Third party maintenance is enabling this trend because alternative providers will support hardware longer than the OEMs and at a more affordable price. This makes it possible to keep hardware for seven to ten years or more—without paying a fortune for extended support, being abandoned after an OEM end-of-support-life date, or adding risk to the IT operation by using hardware without a maintenance contract.
Here’s why we believe this approach has finally caught on.
It’s the Savings, Stupid
In presidential elections, James Carville’s coined phrase about the economy holds true—it’s the issue most likely to motivate voters. For third party maintenance, a search for cost-savings often instigates a provider switch. When customers find out they can slash 40% to 70% off the cost of support contracts, they simply have to take a look at third party maintenance.
It’s Really Not Risky
For a long time, some CIOs shied away from third party maintenance because of quality concerns. Although the OPEX savings were attractive, they worried that increased downtime and other problems would eat up those gains and then some.
To protect their profits, OEMs also told cautionary tales about what could happen if enterprises left their protective fold.
As the alternative support market has grown, however, premium-quality providers have come garnered attention. These companies meet or beat OEM SLAs, engineering expertise, and overall quality, ensuring that system performance and reliability are not affected by a move away from the OEM.
As more and more companies have tried out the service starting with a few pieces of legacy gear and have seen the benefits, word has spread and the race to third party maintenance has accelerated.
The Extras Are Impressive
The final nails in the OEM support coffin are the packages some third party maintenance providers have put together. Whereas OEM support is usually limited by fine print about severity levels and excluded services, a few alternative providers are offering responsive, full-service support while still delivering savings.

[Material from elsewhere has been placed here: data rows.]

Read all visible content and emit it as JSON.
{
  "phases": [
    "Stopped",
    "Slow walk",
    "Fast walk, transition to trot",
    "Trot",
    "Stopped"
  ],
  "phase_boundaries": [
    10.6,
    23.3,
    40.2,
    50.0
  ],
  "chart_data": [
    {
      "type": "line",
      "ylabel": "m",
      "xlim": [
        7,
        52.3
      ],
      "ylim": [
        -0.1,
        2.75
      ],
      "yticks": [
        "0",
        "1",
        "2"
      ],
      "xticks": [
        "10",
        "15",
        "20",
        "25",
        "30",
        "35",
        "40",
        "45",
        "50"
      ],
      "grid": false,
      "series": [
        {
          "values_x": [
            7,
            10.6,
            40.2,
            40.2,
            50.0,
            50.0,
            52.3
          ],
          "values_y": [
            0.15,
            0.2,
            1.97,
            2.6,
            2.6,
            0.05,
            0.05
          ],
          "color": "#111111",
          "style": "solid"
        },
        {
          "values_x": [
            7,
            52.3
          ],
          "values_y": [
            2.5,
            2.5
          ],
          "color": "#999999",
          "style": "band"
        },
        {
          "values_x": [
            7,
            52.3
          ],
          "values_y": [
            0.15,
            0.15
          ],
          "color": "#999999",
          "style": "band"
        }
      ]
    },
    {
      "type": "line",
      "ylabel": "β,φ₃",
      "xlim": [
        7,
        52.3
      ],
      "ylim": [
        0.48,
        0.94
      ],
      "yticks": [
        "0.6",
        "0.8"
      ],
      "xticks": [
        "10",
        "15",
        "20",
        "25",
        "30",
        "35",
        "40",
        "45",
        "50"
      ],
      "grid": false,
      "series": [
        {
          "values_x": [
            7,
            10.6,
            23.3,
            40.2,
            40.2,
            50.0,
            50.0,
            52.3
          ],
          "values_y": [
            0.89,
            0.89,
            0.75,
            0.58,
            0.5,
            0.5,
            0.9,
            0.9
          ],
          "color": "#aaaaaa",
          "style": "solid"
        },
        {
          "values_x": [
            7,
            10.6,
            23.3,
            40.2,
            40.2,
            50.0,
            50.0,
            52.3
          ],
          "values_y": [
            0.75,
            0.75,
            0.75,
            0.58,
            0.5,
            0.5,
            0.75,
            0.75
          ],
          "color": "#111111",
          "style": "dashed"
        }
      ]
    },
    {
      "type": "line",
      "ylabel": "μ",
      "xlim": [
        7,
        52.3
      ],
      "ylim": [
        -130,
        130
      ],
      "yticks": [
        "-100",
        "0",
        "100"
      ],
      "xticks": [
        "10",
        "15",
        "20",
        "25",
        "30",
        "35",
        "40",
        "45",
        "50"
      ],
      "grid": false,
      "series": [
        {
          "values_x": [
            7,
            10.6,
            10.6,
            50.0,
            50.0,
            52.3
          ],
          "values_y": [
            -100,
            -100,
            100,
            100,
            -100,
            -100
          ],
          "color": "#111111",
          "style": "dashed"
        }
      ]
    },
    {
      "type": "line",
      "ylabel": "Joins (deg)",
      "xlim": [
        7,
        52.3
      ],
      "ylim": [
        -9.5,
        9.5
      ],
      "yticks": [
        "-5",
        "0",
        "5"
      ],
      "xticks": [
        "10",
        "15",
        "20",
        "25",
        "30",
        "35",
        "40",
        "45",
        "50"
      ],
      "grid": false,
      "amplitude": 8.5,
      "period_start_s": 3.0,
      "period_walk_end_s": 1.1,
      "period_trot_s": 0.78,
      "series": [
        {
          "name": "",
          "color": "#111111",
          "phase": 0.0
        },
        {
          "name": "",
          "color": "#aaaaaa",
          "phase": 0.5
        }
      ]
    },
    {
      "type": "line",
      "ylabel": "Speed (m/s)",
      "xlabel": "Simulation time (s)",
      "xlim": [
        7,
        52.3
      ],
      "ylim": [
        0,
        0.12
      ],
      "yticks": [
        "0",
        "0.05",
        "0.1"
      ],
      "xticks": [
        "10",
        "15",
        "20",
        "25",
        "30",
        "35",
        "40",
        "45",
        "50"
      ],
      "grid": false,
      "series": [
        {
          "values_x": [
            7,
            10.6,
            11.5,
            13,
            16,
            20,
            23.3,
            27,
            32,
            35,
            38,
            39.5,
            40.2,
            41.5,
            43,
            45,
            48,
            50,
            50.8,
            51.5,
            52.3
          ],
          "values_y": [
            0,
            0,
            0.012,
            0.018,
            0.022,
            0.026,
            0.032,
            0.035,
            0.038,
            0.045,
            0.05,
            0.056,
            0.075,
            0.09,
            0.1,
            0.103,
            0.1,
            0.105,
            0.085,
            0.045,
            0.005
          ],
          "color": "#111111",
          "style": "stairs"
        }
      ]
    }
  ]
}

incorporates more features in a basic contract than most support companies will supply at a premium level. Among the most popular inclusions are:
- Immediate access to Level 3 support with no escalation procedure or severity level-based wait times for assistance
- A local, Level 3 account engineer to provide more personalized and efficient service from an expert who already knows the environment
- Full component coverage, as well as software and firmware support included, so no troubleshooting process is accompanied by unexpected costs
- Remote monitoring, preventative maintenance, and extra engineering time clients can allocate for whatever non-break/fix issues they see fit
This may be the greatest surprise about third party maintenance—it can actually improve a data center environment. We often see enterprise clients choose third party maintenance for a few pieces of legacy equipment the OEM no longer supports or charges too much to maintain. Once these IT organizations experience the benefits, however, they soon expand their agreements to cover a full complement of systems because the financials make sense.